Tuesday, December 24, 2019

Three Retirement Portfolios one of which will work for anyone.

Having stopped trading about three months ago I began a search for a quick and simple way to deploy those now retirement assets that would provide income, safety, and near no maintenance going forward.  That search led to finding three portfolios that would fit retirement investing for those needing such. 

Let's first note in this era of very low interest rates and our thinking this period has some years to run, likely more than a decade owning bonds is deadly to principal and certainly income generation.  When interest rates do up, which they will at some point, existing bond values go down.  Therefore we did not look for anything involving bonds. Thus we settled on a stock and cash portfolio.  Below are three options that should suit any retirement investor.  We also highly suggest one avoid any fund or ETF that concentrates in any sector or tries to time the market.  

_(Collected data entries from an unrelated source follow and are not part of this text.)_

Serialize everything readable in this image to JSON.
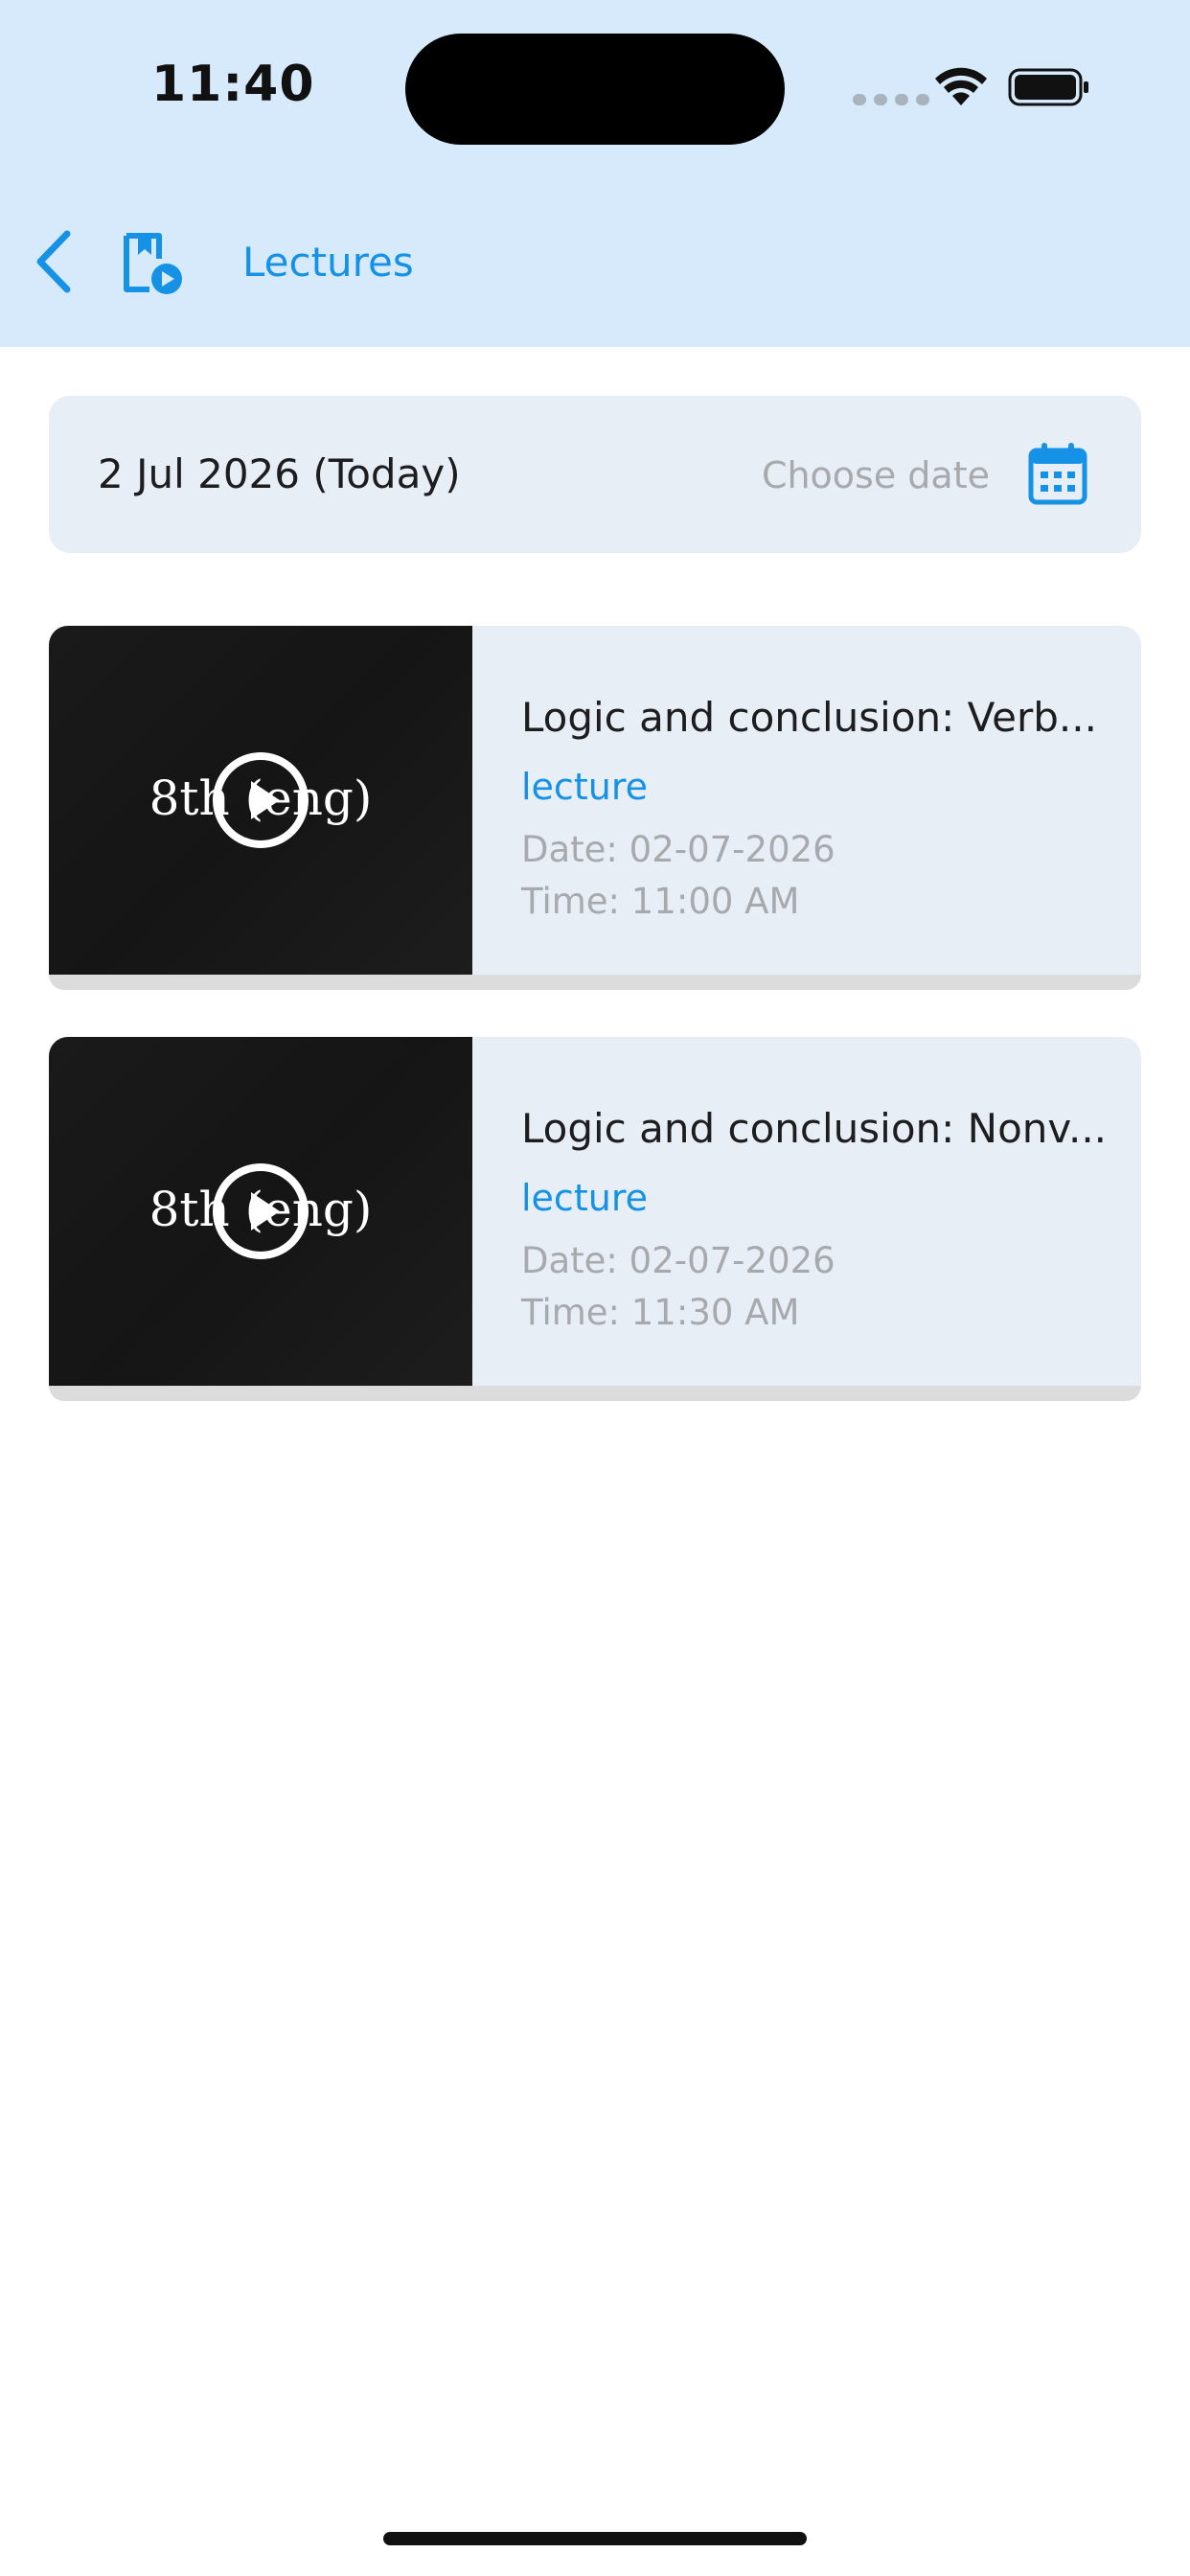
{
  "status_bar": {
    "time": "11:40"
  },
  "header": {
    "title": "Lectures",
    "background": "#d6eafb",
    "accent": "#1592e6",
    "back_icon": "chevron-left-icon",
    "page_icon": "lecture-video-icon"
  },
  "date_picker": {
    "selected_date": "2 Jul 2026 (Today)",
    "choose_label": "Choose date",
    "icon": "calendar-icon"
  },
  "lectures": [
    {
      "thumbnail_text": "8th (eng)",
      "title": "Logic and conclusion: Verb...",
      "type": "lecture",
      "date": "Date: 02-07-2026",
      "time": "Time: 11:00 AM"
    },
    {
      "thumbnail_text": "8th (eng)",
      "title": "Logic and conclusion: Nonv...",
      "type": "lecture",
      "date": "Date: 02-07-2026",
      "time": "Time: 11:30 AM"
    }
  ]
}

For those needing more income and less growth Vanguard's High Dividend ETF suits nicely. VYM is a broad based stock ETF , 407 holdings, with emphasis on large and growing companies who produce a steady stream of growing dividend income.  The current yield is just over 3%.  These companies rarely reduce their dividend even in recessions and raise them when business is good.  Your investment might decrease in value, but recovers nicely in economic expansions.  The stocks here are solid large cap companies that have staying power. This is an all in fund for most retirement people if one keeps a cushion of cash on the side.  The cash can be invested in the Federal Money Market Fund which offers a current 1.56% yield which is quite good in these times.  

For those wanting equal parts growth and yield Vanguard's 500 Index ETF is perfect.  VOO includes the largest 500 companies in the US and yields right at 2%.  Like the above ETF you get solid and growing yield with more emphasis on growth and less taxable income until you need it.  This is the safest ETF out there and combined with the Federal Money Market fund mentioned above will give one steady income and advancing appreciation of assets.  Most people need to be here. 

For those wanting a more tax efficient ETF Vanguard's Growth ETF is the one.  VUG again rests on large cap companies, currently 282,  with above average growth prospects and some yield, in this case right at 1%.  Combine that with the Vanguard Muni Market Fund currently yielding 1.1% federal tax free and you got long term growth and good tax efficient yield. 

No need to select some or part of these portfolios just select one and you have little concern about safety going forward and no real concerns about making changes ever.  The only reason to change would be a change in your needs to retirement. Combining one of these ETF's with Social Security and any pension should take care of your income needs and is inflation protected going forward.